At the same time, MDMA had a burgeoning career as a party drug. It had traveled down to Texas from the New York club scene, and an entrepreneur in Texas was shipping up to a half-million pills a month to Dallas.

It was sold openly at clubs such as Dallas’s famous Starck Club, where everyone from young oil and gas executives to the singer Grace Jones would pass long, lurid nights of dancing and transgression. (A documentary on the Starck Club made its debut in April.)

In 1985, however, the Reagan-era U.S. Drug Enforcement Adminstration placed MDMA, by then known as ecstasy, on its list of Schedule 1 drugs, the level with the highest penalties.

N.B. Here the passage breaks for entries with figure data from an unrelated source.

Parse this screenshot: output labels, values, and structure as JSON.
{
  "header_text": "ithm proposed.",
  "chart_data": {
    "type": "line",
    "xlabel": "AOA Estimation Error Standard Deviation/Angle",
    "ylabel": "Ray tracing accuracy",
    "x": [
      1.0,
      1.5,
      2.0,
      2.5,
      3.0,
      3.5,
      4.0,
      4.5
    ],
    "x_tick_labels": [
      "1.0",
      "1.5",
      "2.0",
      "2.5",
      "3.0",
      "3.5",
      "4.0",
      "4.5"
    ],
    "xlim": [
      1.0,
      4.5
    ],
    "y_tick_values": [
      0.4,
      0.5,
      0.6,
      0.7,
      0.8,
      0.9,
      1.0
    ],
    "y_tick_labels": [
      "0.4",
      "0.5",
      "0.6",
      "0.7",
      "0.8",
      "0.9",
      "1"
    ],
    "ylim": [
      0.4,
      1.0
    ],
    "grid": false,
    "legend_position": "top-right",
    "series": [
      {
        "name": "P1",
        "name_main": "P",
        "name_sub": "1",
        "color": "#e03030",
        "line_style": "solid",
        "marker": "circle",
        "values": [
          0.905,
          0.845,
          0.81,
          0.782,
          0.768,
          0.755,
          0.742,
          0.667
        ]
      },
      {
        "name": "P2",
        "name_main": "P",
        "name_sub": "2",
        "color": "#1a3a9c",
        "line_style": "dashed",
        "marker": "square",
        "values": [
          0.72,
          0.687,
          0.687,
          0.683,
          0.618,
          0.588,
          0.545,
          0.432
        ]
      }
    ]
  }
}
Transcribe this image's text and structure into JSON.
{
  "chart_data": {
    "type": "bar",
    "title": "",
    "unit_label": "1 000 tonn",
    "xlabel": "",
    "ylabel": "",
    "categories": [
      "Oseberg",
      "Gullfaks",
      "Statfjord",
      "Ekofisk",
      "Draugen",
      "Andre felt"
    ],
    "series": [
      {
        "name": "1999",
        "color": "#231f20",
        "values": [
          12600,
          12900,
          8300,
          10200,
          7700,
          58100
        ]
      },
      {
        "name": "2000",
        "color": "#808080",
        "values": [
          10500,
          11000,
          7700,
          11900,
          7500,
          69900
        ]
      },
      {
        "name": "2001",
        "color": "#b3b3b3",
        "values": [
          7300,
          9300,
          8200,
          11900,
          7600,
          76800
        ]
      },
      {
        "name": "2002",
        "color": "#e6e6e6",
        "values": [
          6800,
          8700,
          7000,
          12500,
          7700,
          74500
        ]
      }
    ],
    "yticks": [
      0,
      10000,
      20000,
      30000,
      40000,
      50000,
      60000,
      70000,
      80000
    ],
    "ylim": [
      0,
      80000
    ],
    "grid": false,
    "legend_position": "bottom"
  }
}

Heroin, for example, is a Schedule 1 drug.

New path of study

Now, research in cooperation with the FDA is just starting to open up.

“We’re just starting to explore research comparing it to cognitive behavioral therapy, prolonged exposure or eye-movement tracking,” said Burge, citing the most common methods of treating PTSD. Both Burge and Mithoefer caution that this is not a therapy to try at home. Ingesting street Molly in an uncontrolled environment in hopes of achieving Mithoefer’s results is a fool’s errand. Some street drugs that purport to be ecstasy or Molly don’t contain any MDMA, Burge said.

If the results are borne out by further research, Mithoefer believes the FDA will eventually approve MDMA for clinical use.